However, Tesla does not control the EV market the way, say, Apple (Nasdaq: AAPL) owns and controls the Mac and iPhone operating systems.

There are other EVs out there. None of them, in my view, can hold a candle to Tesla's products right now.

But the gap will almost certainly narrow as automakers around the world - including leading luxury carmakers - release highly competitive models.

Tesla earned about $2.35 a share over the last 12 months. That means the stock is trading for more than 350 times earnings.

The Wall Street consensus is that Tesla will earn about $4 a share in 2021. That puts it at more than 200 times prospective earnings.

At these levels, the stock is a bubble, in my view.

It carries an unjustifiable and unsustainable valuation, one that will lead to a waterfall drop at some point.

That doesn't mean the stock won't eventually recover, however.

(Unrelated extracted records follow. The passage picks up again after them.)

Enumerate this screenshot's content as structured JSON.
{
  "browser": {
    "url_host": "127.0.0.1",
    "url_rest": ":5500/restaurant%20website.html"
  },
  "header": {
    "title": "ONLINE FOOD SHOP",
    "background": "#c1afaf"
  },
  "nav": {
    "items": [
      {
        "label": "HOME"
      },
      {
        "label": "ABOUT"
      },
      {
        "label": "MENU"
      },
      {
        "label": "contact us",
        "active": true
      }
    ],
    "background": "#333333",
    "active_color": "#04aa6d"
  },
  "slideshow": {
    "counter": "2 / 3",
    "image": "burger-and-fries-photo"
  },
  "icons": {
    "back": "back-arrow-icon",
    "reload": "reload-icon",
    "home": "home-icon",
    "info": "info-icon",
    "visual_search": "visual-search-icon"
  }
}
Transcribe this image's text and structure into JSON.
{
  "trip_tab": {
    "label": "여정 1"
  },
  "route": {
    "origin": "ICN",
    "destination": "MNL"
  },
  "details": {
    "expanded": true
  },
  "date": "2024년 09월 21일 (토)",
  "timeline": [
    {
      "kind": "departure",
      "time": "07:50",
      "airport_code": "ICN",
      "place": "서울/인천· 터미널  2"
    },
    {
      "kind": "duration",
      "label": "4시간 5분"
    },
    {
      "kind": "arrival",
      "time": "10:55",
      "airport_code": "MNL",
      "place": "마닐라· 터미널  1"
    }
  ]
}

Amazon (Nasdaq: AMZN) carried a bubble-like valuation in the dot-com mania of the late '90s and lost more than three-quarters of its value in the 2000-2002 bear market.

But unlike, say, Pets.com, it was a real company with fast-growing sales, and the stock ultimately recovered all it had lost and much, much more.

No doubt a few Tesla true believers are willing to hold on to the stock for many years and may make good money on it over the long haul.

But my past career as a money manager taught me that only a tiny percentage of shareholders have this kind of patience and fortitude.

Many who have recently accumulated a big position in Tesla - especially the ones trading on margin - are in for a rude awakening.

Am I short the stock?

No, I am not. Not out of any lack of conviction but because of the limited profit potential in short selling.

A stock can only go down 100%. (And even that is a rarity.) Whereas a stock can go up many hundreds of percent, as Tesla has over the last few months.

There are more than a few signs that markets have become frothy in the past few months: the meteoric rise in Bitcoin (another bubble, in my view), the record use of margin, the newfound popularity of day trading (now embraced by millions of young investors)...

The sky-high valuation on Tesla is another warning sign.

Its shareholders will ultimately learn the difference between price and value.

Price is what you pay. But value is what you get.